Bohemia River gets B grade in assessment
— The Bohemia River was given a fair rating on its first water quality report card performed by a local nonprofit watershed advocacy group.
The Friends of the Bohemia’s water quality sampling program gave the river an overall B, said Rebecca Wright, director of the FOB’s science program. The grades are calculated on a scale from an A to F and the guidelines are set by the Mid-Atlantic Tributary Assessment.
Chuck Foster, president of FOB, said the testing took place at six tidal sites between April and October of last year and two nontidal tributary sites, which were conducted year-round, to retrieve cross-sectional data.
Wright said the grade signifies that the river is doing well, but has a few things that can be worked on to become healthier. She said the main problems discovered include water clarity and submerged aquatic vegetation, commonly known as SAVs, which both received Ds. She noted that the color of the water is more brown than clear which can be caused by stormwater runoff, sediment being stirred up by boats or algae living in the water. The clarity also affects the aquatic plant life in the river because clearer water allows more light to the river’s bottom, allowing the plants to thrive.
She said these plants create habitats for fish and crabs, and produce oxygen that the ecosystem needs to survive. In 2015, the river had about 132 hectares, or 326 acres, of the aquatic vegetation, a 25.6 percent increase from 2014 results.
Foster said the group is waiting on funding from the county to help the group print and distribute the report cards to southern county residents located between the C&D Canal to Cecilton.
Distributing the cards will increase public awareness of the health of the river and include 10 tips to help the reduce pollution into the river, he said. Tips include not littering and reducing the amount of fertilizer on lawns because extra fertilizer will runoff surfaces after a rainstorm.
“Everything in your backyard eventually impacts a body of water somewhere,” Foster said.

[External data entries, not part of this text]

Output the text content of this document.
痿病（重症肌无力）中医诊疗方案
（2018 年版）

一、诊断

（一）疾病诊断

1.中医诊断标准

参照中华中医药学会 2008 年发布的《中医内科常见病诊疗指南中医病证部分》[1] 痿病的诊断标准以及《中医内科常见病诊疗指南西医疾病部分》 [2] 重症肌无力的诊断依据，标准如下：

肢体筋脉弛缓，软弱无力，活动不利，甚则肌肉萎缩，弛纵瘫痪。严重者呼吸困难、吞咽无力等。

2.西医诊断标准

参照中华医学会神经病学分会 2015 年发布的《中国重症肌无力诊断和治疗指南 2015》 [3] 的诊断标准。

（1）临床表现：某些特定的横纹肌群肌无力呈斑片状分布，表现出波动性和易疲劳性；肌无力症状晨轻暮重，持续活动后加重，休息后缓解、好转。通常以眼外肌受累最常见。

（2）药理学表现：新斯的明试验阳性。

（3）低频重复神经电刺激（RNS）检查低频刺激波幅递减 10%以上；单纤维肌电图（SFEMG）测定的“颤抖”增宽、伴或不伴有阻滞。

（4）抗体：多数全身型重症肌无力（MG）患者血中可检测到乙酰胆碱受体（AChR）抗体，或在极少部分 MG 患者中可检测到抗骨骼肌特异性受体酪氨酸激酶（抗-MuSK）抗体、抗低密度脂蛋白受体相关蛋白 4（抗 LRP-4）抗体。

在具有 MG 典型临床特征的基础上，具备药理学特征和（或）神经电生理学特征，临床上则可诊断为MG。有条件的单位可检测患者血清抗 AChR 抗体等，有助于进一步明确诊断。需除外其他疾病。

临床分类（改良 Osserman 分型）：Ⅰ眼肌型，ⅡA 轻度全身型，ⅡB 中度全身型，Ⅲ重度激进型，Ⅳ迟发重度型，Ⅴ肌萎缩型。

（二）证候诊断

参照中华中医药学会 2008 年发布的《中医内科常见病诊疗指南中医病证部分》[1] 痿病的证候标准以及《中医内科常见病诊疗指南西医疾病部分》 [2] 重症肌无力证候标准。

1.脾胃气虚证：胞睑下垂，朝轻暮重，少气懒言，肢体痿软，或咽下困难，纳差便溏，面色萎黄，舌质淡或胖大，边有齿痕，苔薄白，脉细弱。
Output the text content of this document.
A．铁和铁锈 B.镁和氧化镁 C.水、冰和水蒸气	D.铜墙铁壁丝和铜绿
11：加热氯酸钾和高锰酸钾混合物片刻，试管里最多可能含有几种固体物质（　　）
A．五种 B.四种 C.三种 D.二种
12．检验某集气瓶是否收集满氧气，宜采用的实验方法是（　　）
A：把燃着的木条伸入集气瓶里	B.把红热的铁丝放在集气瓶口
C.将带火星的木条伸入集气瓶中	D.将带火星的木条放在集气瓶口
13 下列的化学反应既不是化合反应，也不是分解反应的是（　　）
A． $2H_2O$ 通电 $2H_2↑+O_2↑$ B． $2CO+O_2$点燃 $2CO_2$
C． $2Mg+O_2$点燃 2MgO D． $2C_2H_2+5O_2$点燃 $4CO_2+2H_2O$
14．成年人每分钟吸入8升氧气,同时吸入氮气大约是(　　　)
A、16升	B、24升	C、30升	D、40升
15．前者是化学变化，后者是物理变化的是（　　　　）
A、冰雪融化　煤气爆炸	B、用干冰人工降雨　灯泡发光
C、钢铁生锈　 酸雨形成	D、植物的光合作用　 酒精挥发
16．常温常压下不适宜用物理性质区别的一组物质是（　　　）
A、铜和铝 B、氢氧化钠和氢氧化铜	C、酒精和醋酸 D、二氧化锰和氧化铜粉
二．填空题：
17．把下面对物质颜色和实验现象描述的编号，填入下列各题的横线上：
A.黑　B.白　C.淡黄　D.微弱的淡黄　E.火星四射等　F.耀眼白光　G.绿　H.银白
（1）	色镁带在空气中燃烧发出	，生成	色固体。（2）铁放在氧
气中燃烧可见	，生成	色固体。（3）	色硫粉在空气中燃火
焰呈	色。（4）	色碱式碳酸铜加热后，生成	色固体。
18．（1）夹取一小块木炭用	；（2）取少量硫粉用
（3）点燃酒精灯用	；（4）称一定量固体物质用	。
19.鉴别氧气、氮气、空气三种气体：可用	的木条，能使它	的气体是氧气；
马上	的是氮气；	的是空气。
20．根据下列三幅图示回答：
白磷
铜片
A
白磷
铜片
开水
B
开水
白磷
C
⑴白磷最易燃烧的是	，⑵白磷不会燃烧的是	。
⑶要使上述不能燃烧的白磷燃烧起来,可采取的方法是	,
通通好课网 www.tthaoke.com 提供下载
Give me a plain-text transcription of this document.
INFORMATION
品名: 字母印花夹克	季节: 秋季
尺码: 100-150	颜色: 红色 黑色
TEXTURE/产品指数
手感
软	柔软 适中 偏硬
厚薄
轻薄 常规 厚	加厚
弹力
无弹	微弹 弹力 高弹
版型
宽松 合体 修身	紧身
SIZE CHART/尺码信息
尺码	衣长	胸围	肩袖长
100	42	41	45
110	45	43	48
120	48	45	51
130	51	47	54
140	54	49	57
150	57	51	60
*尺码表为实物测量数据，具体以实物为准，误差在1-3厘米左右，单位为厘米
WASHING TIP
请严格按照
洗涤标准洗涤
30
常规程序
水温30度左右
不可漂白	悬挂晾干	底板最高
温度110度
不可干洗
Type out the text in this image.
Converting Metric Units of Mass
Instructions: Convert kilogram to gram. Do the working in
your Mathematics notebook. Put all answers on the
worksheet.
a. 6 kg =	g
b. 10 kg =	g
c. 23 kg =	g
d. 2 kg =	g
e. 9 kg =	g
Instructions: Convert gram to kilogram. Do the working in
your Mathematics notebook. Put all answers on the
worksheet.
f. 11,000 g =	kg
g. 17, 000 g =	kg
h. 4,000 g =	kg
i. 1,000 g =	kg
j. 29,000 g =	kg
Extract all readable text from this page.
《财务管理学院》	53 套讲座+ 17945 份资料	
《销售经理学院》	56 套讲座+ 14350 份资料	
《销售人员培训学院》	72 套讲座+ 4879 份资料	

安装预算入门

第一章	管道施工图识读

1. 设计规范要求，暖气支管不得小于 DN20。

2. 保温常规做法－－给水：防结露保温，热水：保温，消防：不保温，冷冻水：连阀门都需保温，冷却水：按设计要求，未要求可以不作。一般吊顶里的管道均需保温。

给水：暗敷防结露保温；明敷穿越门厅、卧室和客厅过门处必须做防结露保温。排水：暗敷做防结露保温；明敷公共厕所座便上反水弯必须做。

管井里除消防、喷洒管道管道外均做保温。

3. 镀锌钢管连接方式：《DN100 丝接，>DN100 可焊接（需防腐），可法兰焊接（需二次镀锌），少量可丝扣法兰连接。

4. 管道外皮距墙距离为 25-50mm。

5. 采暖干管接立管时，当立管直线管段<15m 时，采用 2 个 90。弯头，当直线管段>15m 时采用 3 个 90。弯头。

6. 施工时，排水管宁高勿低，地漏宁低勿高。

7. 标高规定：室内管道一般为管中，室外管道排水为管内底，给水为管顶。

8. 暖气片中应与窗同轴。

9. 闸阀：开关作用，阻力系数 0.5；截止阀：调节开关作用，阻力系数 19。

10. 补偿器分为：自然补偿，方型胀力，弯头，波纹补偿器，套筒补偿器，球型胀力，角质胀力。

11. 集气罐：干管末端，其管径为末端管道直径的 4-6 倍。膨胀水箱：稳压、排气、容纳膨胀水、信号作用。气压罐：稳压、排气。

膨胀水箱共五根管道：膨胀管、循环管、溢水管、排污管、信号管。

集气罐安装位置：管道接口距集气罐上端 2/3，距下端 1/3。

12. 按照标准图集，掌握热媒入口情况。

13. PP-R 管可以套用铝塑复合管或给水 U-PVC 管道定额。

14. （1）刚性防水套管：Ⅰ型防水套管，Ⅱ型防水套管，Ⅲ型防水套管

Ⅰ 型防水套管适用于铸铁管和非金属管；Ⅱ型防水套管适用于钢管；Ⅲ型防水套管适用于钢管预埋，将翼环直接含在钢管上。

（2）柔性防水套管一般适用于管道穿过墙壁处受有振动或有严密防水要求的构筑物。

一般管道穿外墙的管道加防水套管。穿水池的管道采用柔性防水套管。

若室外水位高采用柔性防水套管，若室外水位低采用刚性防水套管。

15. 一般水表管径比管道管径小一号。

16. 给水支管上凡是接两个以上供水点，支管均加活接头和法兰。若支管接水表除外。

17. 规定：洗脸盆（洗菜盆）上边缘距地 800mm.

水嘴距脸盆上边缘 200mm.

He said FOB is working with the Elk and Northeast Rivers Association to help them create a water sampling program.
“We need, as a community, to do everything we can to protect the beautiful environment we live in,” he said.
The FOB was not the only group to perform a water quality assessment, in May the Sassafras River Association revealed that the Sassafras River received an overall C+.
Last year’s report card included a nontidal sites average of a D while this year’s grade rose to a C because 14 out the 16 tidal sites have improved, reported Emmett Duke, riverkeeper with the association. Both the upper and lower portions of the Sassafras River retained their grades of a C and a B respectively year-to-year. Both portions of the river received failing grades for SAVs because there are not many plants, although vegetation has improved over the years, he said.
Meanwhile, representatives from Dewberry Consultants gave a presentation last week on the watershed assessment they were contracted by the county to complete. The assessment looked at portions of the Back Creek, Bohemia River and Lower Elk Creek to find locations for possible stormwater management projects. Marshall McSorley and Van Funk, both with the county’s Department of Public Works, were at the meeting to answer questions, as well.
McSorley said 25 possible project sites, including Bohemia Manor middle and high schools and Cecilton Park, were identified in the assessment. He said the project began in August and the final report is due June 28.
The consulting firm submitted a grant request on behalf of the county to the National Fish and Wildlife Foundation and was awarded $48,195.52 along with the county’s contribution of $77,011.
“The county’s assessment helps us identity specific sites where a project might be done,” Foster said.
He said he hopes his group is able to tackle a few of the suggested projects made in the report. Wright agreed and said the assessment will aid in finding specific areas and implement stormwater management practices in the future.
Members of the nonprofit Friends of the Bohemia watershed advocacy group paddle through Scotchman’s Creek in the Bohemia River watershed.